Sankar Hari, Joseph Jaison, Negi Jyotsna, Nair Arun B, Nambiar Devaki
Health Systems and Equity Division, Health Equity Action Lab, The George Institute for Global Health, New Delhi, India.
PhD Scholar, School of Public Health University of San Diego, United States of America.
J Family Med Prim Care. 2023 Dec;12(12):3098-3107. doi: 10.4103/jfmpc.jfmpc_81_23. Epub 2023 Dec 21.
Kerala, a south Indian state, has often been cited globally as a model for better health outcomes at low cost but faces unique challenges in achieving Universal Health Coverage (UHC). To propel the efforts in achieving UHC, the Government of Kerala announced the "Aardram" health reform initiative, emphasising improving the quality of primary care service delivery. The reforms started in 2017, and in the first stage, 170 of 848 Primary Health Centres (PHCs) were upgraded to Family Health Centres (FHCs). The facilities were provided with additional doctors, nurses, and paramedical staff; the working hours were extended, and the range of services offered increased. In support of these processes, we carried out a facility assessment to assess differences between upgraded FHCs and existing PHCs.

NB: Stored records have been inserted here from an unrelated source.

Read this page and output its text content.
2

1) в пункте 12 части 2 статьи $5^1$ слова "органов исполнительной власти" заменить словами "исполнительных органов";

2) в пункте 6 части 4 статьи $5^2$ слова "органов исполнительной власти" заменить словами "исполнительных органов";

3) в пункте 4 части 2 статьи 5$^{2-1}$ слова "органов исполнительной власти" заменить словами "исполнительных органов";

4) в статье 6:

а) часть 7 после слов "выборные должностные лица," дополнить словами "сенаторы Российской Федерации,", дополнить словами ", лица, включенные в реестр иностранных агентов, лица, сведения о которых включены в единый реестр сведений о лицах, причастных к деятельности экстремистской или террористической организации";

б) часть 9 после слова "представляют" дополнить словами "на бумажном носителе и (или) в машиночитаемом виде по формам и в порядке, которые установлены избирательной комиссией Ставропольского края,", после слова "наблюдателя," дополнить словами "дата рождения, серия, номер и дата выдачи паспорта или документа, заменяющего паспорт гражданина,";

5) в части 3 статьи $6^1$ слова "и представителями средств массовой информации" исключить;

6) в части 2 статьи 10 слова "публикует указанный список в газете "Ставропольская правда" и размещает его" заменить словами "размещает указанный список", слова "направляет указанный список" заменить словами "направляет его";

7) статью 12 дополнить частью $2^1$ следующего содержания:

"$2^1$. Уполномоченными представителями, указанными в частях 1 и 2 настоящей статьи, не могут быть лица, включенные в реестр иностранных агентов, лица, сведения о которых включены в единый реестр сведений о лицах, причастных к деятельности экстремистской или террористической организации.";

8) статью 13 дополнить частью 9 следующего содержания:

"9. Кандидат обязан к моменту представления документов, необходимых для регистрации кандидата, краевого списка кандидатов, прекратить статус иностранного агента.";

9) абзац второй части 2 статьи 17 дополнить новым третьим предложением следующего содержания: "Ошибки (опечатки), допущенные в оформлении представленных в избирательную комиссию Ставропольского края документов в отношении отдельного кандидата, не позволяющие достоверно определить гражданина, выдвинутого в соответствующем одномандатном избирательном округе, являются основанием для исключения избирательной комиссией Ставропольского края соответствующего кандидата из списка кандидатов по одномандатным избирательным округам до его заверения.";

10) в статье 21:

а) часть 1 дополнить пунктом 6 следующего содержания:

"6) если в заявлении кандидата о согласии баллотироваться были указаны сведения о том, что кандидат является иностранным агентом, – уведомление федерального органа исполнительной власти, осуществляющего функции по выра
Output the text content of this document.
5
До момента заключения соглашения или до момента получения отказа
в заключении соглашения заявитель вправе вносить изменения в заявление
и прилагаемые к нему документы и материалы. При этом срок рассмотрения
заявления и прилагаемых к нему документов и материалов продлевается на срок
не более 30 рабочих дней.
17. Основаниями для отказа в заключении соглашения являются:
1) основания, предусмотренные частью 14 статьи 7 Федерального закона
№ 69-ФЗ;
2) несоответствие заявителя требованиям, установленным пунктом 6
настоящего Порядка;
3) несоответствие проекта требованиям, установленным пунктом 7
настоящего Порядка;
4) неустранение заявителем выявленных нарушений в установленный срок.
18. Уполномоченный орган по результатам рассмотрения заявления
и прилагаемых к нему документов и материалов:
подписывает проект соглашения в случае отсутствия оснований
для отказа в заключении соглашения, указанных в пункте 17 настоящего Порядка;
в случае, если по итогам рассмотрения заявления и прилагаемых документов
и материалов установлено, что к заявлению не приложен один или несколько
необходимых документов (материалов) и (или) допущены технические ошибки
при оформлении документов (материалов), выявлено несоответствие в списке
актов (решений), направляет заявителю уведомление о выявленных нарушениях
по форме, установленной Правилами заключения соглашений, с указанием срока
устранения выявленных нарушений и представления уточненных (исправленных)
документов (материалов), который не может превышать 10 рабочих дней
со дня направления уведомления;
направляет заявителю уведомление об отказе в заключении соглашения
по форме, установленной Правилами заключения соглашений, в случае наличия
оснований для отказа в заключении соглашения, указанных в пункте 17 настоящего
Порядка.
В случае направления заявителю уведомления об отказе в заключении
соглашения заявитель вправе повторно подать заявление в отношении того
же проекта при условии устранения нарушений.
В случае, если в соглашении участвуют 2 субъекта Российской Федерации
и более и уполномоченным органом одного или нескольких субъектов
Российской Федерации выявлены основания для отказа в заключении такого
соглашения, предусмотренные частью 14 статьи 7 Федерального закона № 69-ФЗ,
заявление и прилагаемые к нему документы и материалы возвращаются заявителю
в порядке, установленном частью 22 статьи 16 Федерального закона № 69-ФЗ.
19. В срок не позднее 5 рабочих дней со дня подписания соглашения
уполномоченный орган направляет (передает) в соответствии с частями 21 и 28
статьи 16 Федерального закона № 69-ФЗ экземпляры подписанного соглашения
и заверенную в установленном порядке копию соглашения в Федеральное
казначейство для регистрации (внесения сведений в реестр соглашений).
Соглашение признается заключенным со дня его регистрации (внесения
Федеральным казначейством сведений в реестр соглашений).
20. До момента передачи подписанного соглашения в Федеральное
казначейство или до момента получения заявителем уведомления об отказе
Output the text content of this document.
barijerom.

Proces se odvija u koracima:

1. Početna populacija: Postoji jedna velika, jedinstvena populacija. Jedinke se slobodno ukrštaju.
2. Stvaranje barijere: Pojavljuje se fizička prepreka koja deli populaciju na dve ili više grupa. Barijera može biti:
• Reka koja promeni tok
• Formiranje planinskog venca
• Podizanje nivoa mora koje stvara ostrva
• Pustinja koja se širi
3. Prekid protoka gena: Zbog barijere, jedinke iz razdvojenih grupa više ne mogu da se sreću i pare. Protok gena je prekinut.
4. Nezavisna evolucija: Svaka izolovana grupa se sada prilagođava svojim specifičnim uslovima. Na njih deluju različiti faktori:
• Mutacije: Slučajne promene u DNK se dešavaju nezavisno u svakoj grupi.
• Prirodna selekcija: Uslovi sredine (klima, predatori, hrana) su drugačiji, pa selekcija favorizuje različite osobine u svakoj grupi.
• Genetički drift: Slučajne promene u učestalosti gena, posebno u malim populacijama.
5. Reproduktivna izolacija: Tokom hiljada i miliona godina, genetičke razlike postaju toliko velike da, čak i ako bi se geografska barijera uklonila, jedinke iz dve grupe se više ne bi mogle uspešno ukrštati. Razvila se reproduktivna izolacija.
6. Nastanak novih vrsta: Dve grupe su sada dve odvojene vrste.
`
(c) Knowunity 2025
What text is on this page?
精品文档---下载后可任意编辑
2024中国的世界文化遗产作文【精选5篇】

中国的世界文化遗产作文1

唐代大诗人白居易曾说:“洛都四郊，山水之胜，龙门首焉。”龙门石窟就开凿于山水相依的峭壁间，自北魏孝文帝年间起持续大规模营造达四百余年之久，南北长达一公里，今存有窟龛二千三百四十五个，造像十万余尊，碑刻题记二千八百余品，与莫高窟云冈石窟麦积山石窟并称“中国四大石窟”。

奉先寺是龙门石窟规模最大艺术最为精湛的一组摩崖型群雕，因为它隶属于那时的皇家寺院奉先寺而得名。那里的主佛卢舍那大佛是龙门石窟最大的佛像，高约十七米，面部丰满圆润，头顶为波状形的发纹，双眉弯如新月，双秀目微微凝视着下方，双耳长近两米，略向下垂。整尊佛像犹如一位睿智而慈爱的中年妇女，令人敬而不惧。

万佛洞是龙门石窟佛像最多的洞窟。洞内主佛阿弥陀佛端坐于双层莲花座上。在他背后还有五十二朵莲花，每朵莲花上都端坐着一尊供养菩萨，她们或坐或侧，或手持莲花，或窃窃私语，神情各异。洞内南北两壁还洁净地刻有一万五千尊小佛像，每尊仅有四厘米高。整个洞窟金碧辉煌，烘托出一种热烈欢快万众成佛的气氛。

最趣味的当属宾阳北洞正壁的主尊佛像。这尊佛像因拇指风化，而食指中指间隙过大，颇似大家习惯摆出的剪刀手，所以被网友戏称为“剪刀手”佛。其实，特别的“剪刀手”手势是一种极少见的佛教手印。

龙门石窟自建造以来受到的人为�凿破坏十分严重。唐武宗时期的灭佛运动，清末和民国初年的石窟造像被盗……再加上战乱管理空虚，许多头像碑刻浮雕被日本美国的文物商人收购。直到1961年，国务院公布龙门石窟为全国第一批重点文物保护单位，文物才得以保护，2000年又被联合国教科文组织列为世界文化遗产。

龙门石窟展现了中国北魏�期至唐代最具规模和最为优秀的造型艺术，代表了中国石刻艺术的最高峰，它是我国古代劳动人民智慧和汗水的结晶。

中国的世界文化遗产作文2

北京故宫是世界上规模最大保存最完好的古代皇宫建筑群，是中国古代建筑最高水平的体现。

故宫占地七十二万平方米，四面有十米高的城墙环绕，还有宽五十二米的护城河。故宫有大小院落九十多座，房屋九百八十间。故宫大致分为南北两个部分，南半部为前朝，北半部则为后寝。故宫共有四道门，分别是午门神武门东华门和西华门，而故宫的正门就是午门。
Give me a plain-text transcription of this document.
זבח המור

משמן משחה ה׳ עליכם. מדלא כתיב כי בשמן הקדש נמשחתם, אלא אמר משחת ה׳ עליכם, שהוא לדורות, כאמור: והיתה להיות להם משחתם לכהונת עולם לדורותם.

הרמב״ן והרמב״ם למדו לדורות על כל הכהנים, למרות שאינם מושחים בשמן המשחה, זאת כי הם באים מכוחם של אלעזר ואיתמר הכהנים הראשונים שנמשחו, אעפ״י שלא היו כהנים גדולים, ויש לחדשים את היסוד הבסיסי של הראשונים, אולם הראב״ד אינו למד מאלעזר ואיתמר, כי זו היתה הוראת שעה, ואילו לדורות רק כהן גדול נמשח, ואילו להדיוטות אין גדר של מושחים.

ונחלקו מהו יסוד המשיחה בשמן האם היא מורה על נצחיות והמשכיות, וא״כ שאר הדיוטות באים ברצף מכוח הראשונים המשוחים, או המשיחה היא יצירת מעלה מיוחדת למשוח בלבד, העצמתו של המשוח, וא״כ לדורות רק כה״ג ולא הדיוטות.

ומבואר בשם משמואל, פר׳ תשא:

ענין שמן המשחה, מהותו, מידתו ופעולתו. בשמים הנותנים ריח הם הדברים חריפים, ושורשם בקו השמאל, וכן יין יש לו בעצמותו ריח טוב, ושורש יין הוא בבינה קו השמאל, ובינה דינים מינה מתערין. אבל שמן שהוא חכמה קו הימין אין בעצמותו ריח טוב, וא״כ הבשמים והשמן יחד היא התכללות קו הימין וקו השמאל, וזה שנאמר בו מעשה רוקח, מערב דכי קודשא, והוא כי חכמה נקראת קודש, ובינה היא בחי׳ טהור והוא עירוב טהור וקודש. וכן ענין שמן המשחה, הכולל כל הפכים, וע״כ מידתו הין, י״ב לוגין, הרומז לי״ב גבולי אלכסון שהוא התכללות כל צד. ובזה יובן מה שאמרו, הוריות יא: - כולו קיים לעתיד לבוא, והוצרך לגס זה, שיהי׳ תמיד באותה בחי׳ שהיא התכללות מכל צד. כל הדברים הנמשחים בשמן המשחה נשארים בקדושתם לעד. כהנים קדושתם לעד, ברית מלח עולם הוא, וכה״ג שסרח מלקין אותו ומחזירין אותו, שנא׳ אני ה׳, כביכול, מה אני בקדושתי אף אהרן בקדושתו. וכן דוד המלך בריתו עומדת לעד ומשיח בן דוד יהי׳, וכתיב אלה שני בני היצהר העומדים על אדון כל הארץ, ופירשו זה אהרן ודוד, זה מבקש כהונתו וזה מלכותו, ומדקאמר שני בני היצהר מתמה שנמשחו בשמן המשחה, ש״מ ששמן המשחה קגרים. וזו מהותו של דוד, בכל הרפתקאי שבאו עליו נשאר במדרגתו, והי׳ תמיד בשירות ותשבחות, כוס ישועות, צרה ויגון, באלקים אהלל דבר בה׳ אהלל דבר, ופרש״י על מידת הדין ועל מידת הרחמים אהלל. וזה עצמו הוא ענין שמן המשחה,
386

We conducted a facility-based cross-sectional assessment in eight primary care facilities of Kerala, FHC (N=4) and PHCs (N=4) from June to October 2019. A structured questionnaire covering utilisation and coverage of selected priority services for various populations and health outcome data was filled out by health staff to report data for the financial year 2018-19. Data were analysed in Microsoft Excel spreadsheets for easy analysis and replication by state stakeholders.
Coverage indicators such as full antenatal care and full immunization coverage were not appreciably different in FHCs as compared to PHCs. However, key reform-related differences were observed. On average, FHCs had 0.8 medical officers and one staff nurse per 10,000 population, whereas PHCs had 0.7 medical officers and less than 0.4 staff nurses per 10,000 population, even as the size of populations served by these human resources varied greatly across both types of facilities. The number of outpatient department visits per 10,000 population annually was 11,343 persons in FHCs and 9,580 persons in PHCs. FHCs also provided additional services such as screening for depression and chronic obstructive pulmonary disorders.
Aardram primary healthcare reforms are still in their early days and appear to be associated with improved service coverage at the institutional level. However, some patterns are uneven: reforms should be carefully documented, and population-level impacts monitored over time.
印度南部的喀拉拉邦经常在全球范围内被视为以低成本实现更好健康成果的典范,但在实现全民健康覆盖(UHC)方面面临独特挑战。为推动实现全民健康覆盖的努力,喀拉拉邦政府宣布了“Aardram”健康改革倡议,强调提高初级保健服务提供的质量。改革于2017年启动,在第一阶段,848个初级卫生保健中心(PHC)中的170个被升级为家庭健康中心(FHC)。这些机构配备了更多的医生、护士和辅助医务人员;工作时间延长,提供的服务范围扩大。为支持这些进程,我们进行了一次机构评估,以评估升级后的家庭健康中心与现有初级卫生保健中心之间的差异。
2019年6月至10月,我们在喀拉拉邦的八个初级保健机构进行了基于机构的横断面评估,其中包括4个家庭健康中心和4个初级卫生保健中心。卫生工作人员填写了一份结构化问卷,内容涵盖各类人群选定优先服务的利用情况和覆盖范围以及健康结果数据,以报告2018 - 19财政年度的数据。数据在Microsoft Excel电子表格中进行分析,以便该邦利益相关者轻松进行分析和复制。
与初级卫生保健中心相比,家庭健康中心的全程产前护理和全程免疫接种覆盖率等覆盖指标没有明显差异。然而,观察到了与改革相关的关键差异。平均而言,家庭健康中心每10000人口有0.8名医务人员和1名护士,而初级卫生保健中心每10000人口有0.7名医务人员和不到0.4名护士,尽管这些人力资源服务的人口规模在这两类机构中差异很大。家庭健康中心每年每10000人口的门诊就诊人数为11343人,初级卫生保健中心为9580人。家庭健康中心还提供额外服务,如抑郁症和慢性阻塞性肺疾病筛查。
Aardram初级卫生保健改革仍处于初期阶段,似乎与机构层面服务覆盖范围的改善相关。然而,一些模式并不均衡:改革应仔细记录,并长期监测对人群层面的影响。